To clarify, the desired behavior is that the device does not broadcast an open wifi network after the device is registered, regardless of its wifi connection state or internet connectivity state.

In the case that a device reset is needed, it’s easy enough to create a password-protected “PurpleAir” hotspot that the device will connect to on boot, for reconfiguration.

Thanks

I had this issue (192.168.4.x subnet) using an eero router. In case it’s helpful to others, I resolved the issue by adding the sensor to my eero’s guest network, which caused the device to be in a different subnet.

I’m having this issue. Running an Untangle firewall with UniFi APs. Device is showing up on the map so I know it’s connected to the internet. Not using 192.168.4.x subnet.
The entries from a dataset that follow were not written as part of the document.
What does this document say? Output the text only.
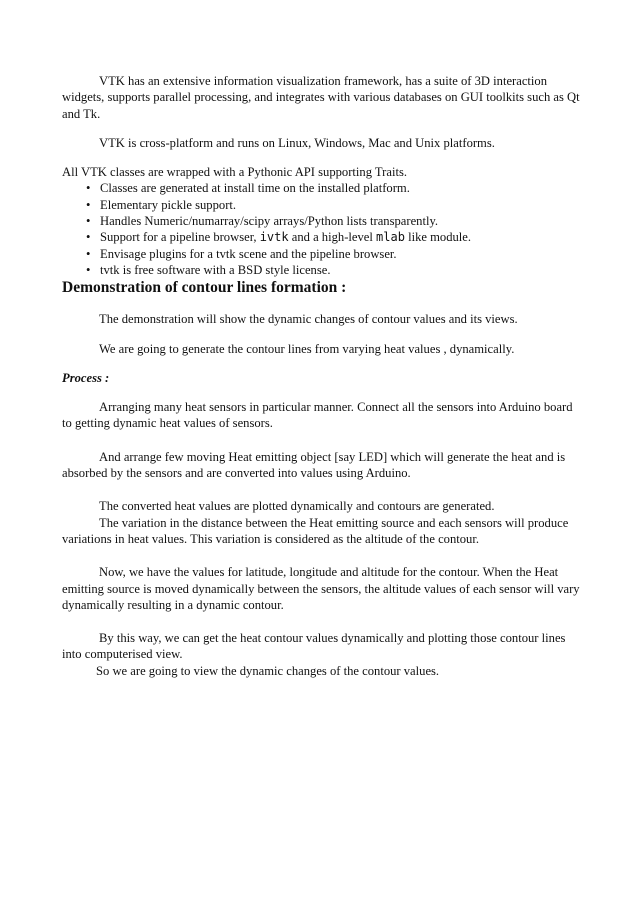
VTK has an extensive information visualization framework, has a suite of 3D interaction widgets, supports parallel processing, and integrates with various databases on GUI toolkits such as Qt and Tk.

VTK is cross-platform and runs on Linux, Windows, Mac and Unix platforms.

All VTK classes are wrapped with a Pythonic API supporting Traits.

• Classes are generated at install time on the installed platform.
• Elementary pickle support.
• Handles Numeric/numarray/scipy arrays/Python lists transparently.
• Support for a pipeline browser, ivtk and a high-level mlab like module.
• Envisage plugins for a tvtk scene and the pipeline browser.
• tvtk is free software with a BSD style license.
Demonstration of contour lines formation :

The demonstration will show the dynamic changes of contour values and its views.

We are going to generate the contour lines from varying heat values , dynamically.

Process :

Arranging many heat sensors in particular manner. Connect all the sensors into Arduino board to getting dynamic heat values of sensors.

And arrange few moving Heat emitting object [say LED] which will generate the heat and is absorbed by the sensors and are converted into values using Arduino.

The converted heat values are plotted dynamically and contours are generated.

The variation in the distance between the Heat emitting source and each sensors will produce variations in heat values. This variation is considered as the altitude of the contour.

Now, we have the values for latitude, longitude and altitude for the contour. When the Heat emitting source is moved dynamically between the sensors, the altitude values of each sensor will vary dynamically resulting in a dynamic contour.

By this way, we can get the heat contour values dynamically and plotting those contour lines into computerised view.

So we are going to view the dynamic changes of the contour values.
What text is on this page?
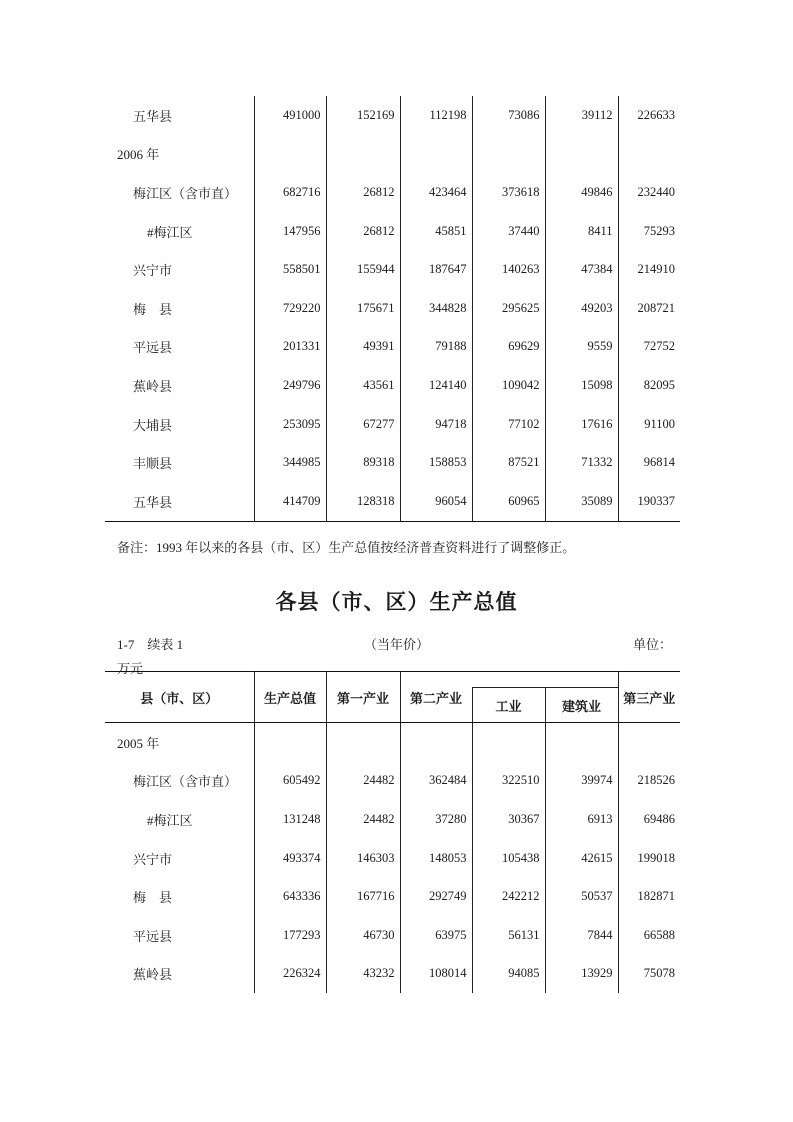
五华县	491000	152169	112198	73086	39112	226633
2006 年						
梅江区（含市直）	682716	26812	423464	373618	49846	232440
#梅江区	147956	26812	45851	37440	8411	75293
兴宁市	558501	155944	187647	140263	47384	214910
梅　县	729220	175671	344828	295625	49203	208721
平远县	201331	49391	79188	69629	9559	72752
蕉岭县	249796	43561	124140	109042	15098	82095
大埔县	253095	67277	94718	77102	17616	91100
丰顺县	344985	89318	158853	87521	71332	96814
五华县	414709	128318	96054	60965	35089	190337
备注：1993 年以来的各县（市、区）生产总值按经济普查资料进行了调整修正。
各县（市、区）生产总值
1-7　续表 1	（当年价）	单位：
万元
县（市、区）	生产总值	第一产业	第二产业			第三产业
				工业	建筑业	
2005 年						
梅江区（含市直）	605492	24482	362484	322510	39974	218526
#梅江区	131248	24482	37280	30367	6913	69486
兴宁市	493374	146303	148053	105438	42615	199018
梅　县	643336	167716	292749	242212	50537	182871
平远县	177293	46730	63975	56131	7844	66588
蕉岭县	226324	43232	108014	94085	13929	75078
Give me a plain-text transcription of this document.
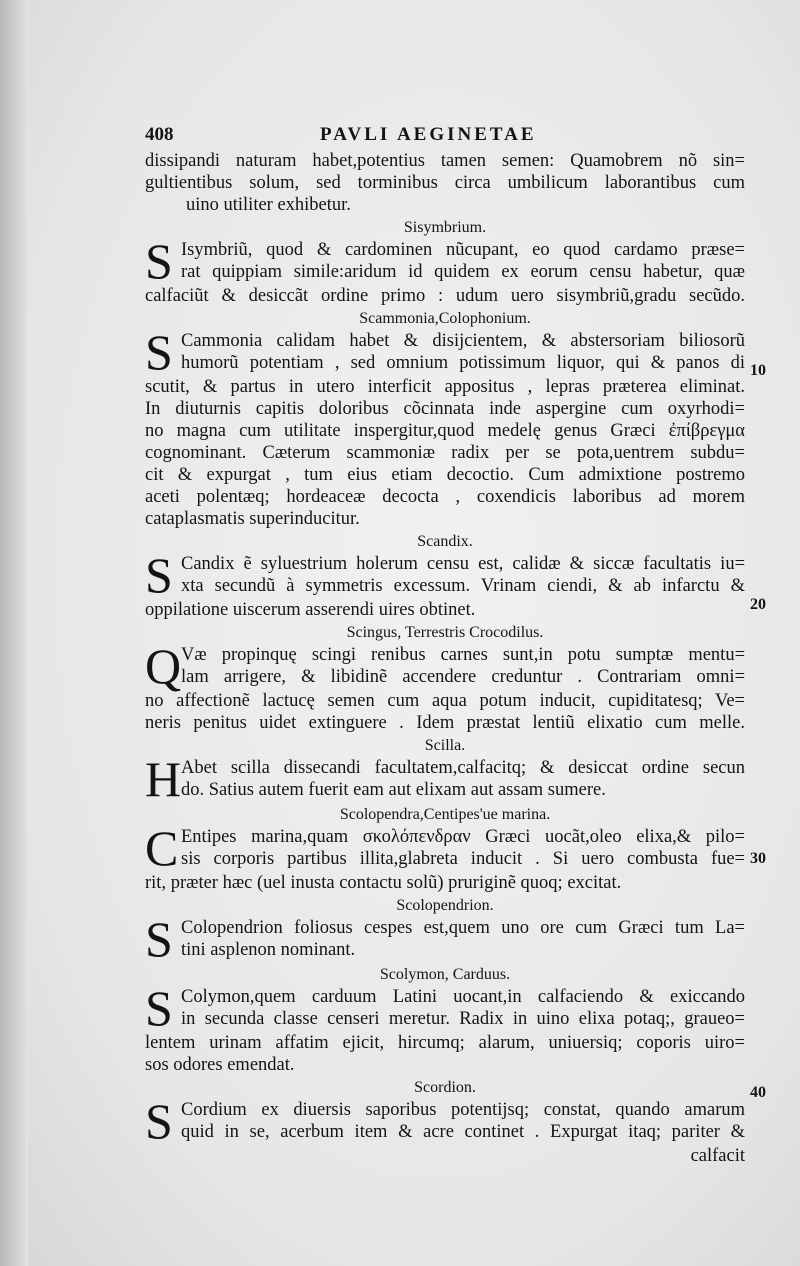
408	PAVLI AEGINETAE
10
20
30
40
dissipandi naturam habet,potentius tamen semen: Quamobrem nõ sin=
gultientibus solum, sed torminibus circa umbilicum laborantibus cum
uino utiliter exhibetur.
Sisymbrium.
S Isymbriũ, quod & cardominen nũcupant, eo quod cardamo præse=
rat quippiam simile:aridum id quidem ex eorum censu habetur, quæ
calfaciũt & desiccãt ordine primo : udum uero sisymbriũ,gradu secũdo.
Scammonia,Colophonium.
S Cammonia calidam habet & disijcientem, & abstersoriam biliosorũ
humorũ potentiam , sed omnium potissimum liquor, qui & panos di
scutit, & partus in utero interficit appositus , lepras præterea eliminat.
In diuturnis capitis doloribus cõcinnata inde aspergine cum oxyrhodi=
no magna cum utilitate inspergitur,quod medelę genus Græci ἐπίβρεγμα
cognominant. Cæterum scammoniæ radix per se pota,uentrem subdu=
cit & expurgat , tum eius etiam decoctio. Cum admixtione postremo
aceti polentæq; hordeaceæ decocta , coxendicis laboribus ad morem
cataplasmatis superinducitur.
Scandix.
S Candix ẽ syluestrium holerum censu est, calidæ & siccæ facultatis iu=
xta secundũ à symmetris excessum. Vrinam ciendi, & ab infarctu &
oppilatione uiscerum asserendi uires obtinet.
Scingus, Terrestris Crocodilus.
Q Væ propinquę scingi renibus carnes sunt,in potu sumptæ mentu=
lam arrigere, & libidinẽ accendere creduntur . Contrariam omni=
no affectionẽ lactucę semen cum aqua potum inducit, cupiditatesq; Ve=
neris penitus uidet extinguere . Idem præstat lentiũ elixatio cum melle.
Scilla.
H Abet scilla dissecandi facultatem,calfacitq; & desiccat ordine secun
do. Satius autem fuerit eam aut elixam aut assam sumere.
Scolopendra,Centipes'ue marina.
C Entipes marina,quam σκολόπενδραν Græci uocãt,oleo elixa,& pilo=
sis corporis partibus illita,glabreta inducit . Si uero combusta fue=
rit, præter hæc (uel inusta contactu solũ) pruriginẽ quoq; excitat.
Scolopendrion.
S Colopendrion foliosus cespes est,quem uno ore cum Græci tum La=
tini asplenon nominant.
Scolymon, Carduus.
S Colymon,quem carduum Latini uocant,in calfaciendo & exiccando
in secunda classe censeri meretur. Radix in uino elixa potaq;, graueo=
lentem urinam affatim ejicit, hircumq; alarum, uniuersiq; coporis uiro=
sos odores emendat.
Scordion.
S Cordium ex diuersis saporibus potentijsq; constat, quando amarum
quid in se, acerbum item & acre continet . Expurgat itaq; pariter &
calfacit
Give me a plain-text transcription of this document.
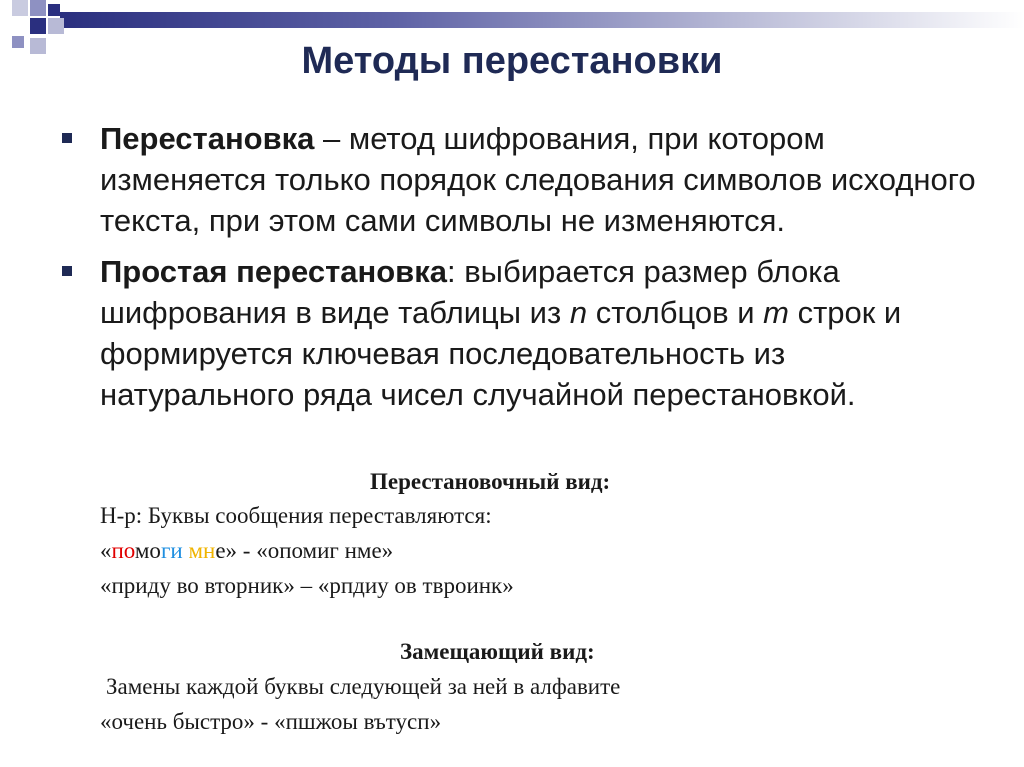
Методы перестановки
Перестановка – метод шифрования, при котором изменяется только порядок следования символов исходного текста, при этом сами символы не изменяются.
Простая перестановка: выбирается размер блока шифрования в виде таблицы из n столбцов и m строк и формируется ключевая последовательность из натурального ряда чисел случайной перестановкой.
Перестановочный вид:
Н-р: Буквы сообщения переставляются:
«помоги мне» - «опомиг нме»
«приду во вторник» – «рпдиу ов твроинк»
Замещающий вид:
Замены каждой буквы следующей за ней в алфавите
«очень быстро» - «пшжоы вътусп»
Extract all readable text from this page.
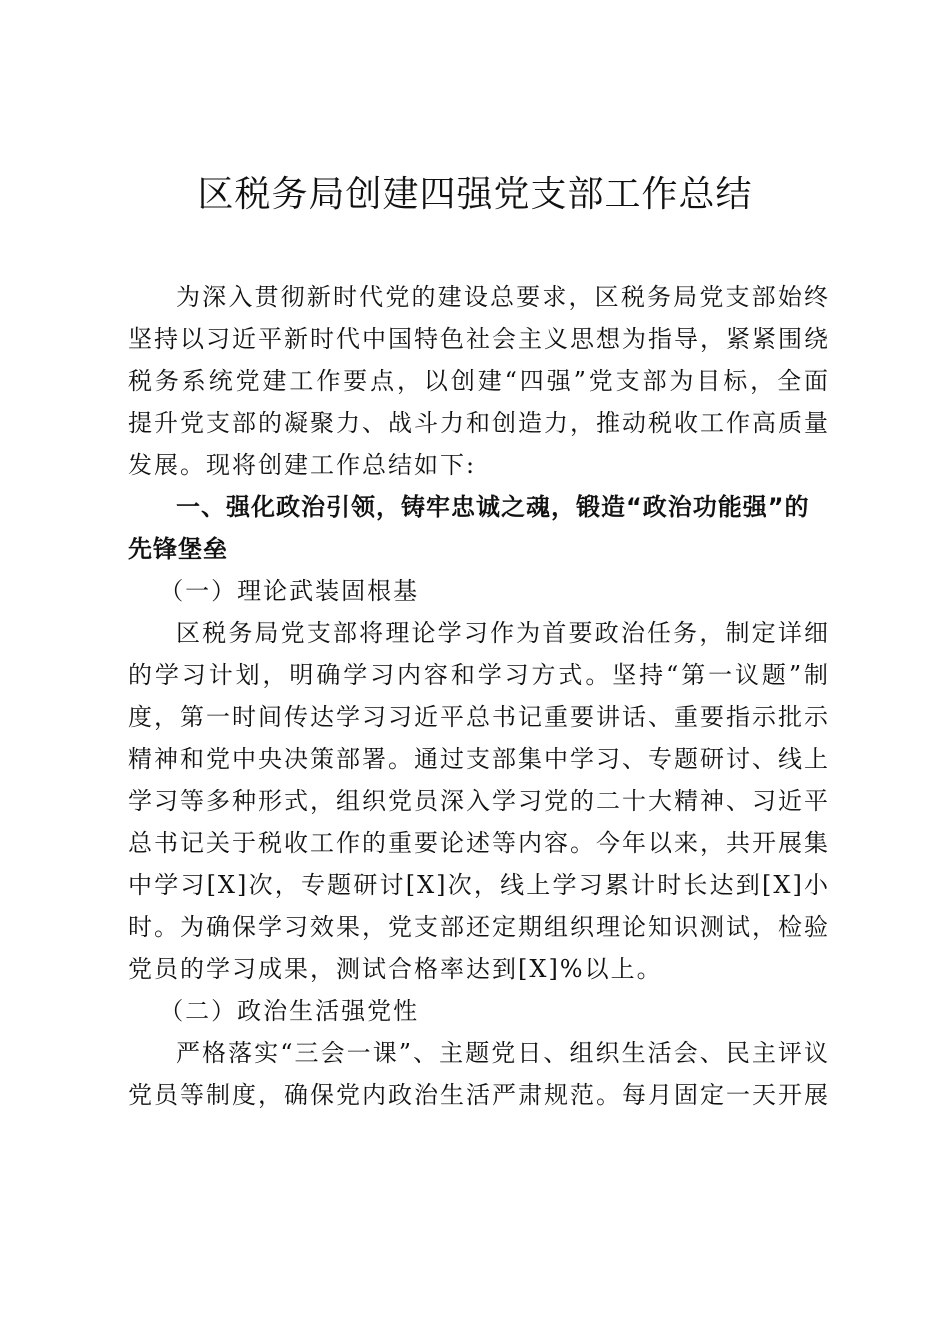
区税务局创建四强党支部工作总结

为深入贯彻新时代党的建设总要求，区税务局党支部始终坚持以习近平新时代中国特色社会主义思想为指导，紧紧围绕税务系统党建工作要点，以创建“四强”党支部为目标，全面提升党支部的凝聚力、战斗力和创造力，推动税收工作高质量发展。现将创建工作总结如下:

一、强化政治引领，铸牢忠诚之魂，锻造“政治功能强”的先锋堡垒

（一）理论武装固根基

区税务局党支部将理论学习作为首要政治任务，制定详细的学习计划，明确学习内容和学习方式。坚持“第一议题”制度，第一时间传达学习习近平总书记重要讲话、重要指示批示精神和党中央决策部署。通过支部集中学习、专题研讨、线上学习等多种形式，组织党员深入学习党的二十大精神、习近平总书记关于税收工作的重要论述等内容。今年以来，共开展集中学习[X]次，专题研讨[X]次，线上学习累计时长达到[X]小时。为确保学习效果，党支部还定期组织理论知识测试，检验党员的学习成果，测试合格率达到[X]%以上。

（二）政治生活强党性

严格落实“三会一课”、主题党日、组织生活会、民主评议党员等制度，确保党内政治生活严肃规范。每月固定一天开展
Edit: Looks the UPD indicator is red (Update Server). I don’t see it being blocked in the firewall. Restarting the sensor doesn’t solve it. Any suggestions?

I have the same problem. No matter how many bars are shown on the map for my device connectivity, the sensor is still broadcasting its own network. I am wondering if PurpleAir is even monitoring this community as they are clearly not addressing their customer concerns. No password on the sensor, broadcasting for anyone to hijack the sensor … what other security issues have you hidden in the sensors? Hello PurpleAir, we are providing the data for your advertising map; we are providing the power and the network! How about you start fixing the things that might force us otherwise to take the sensor of the map?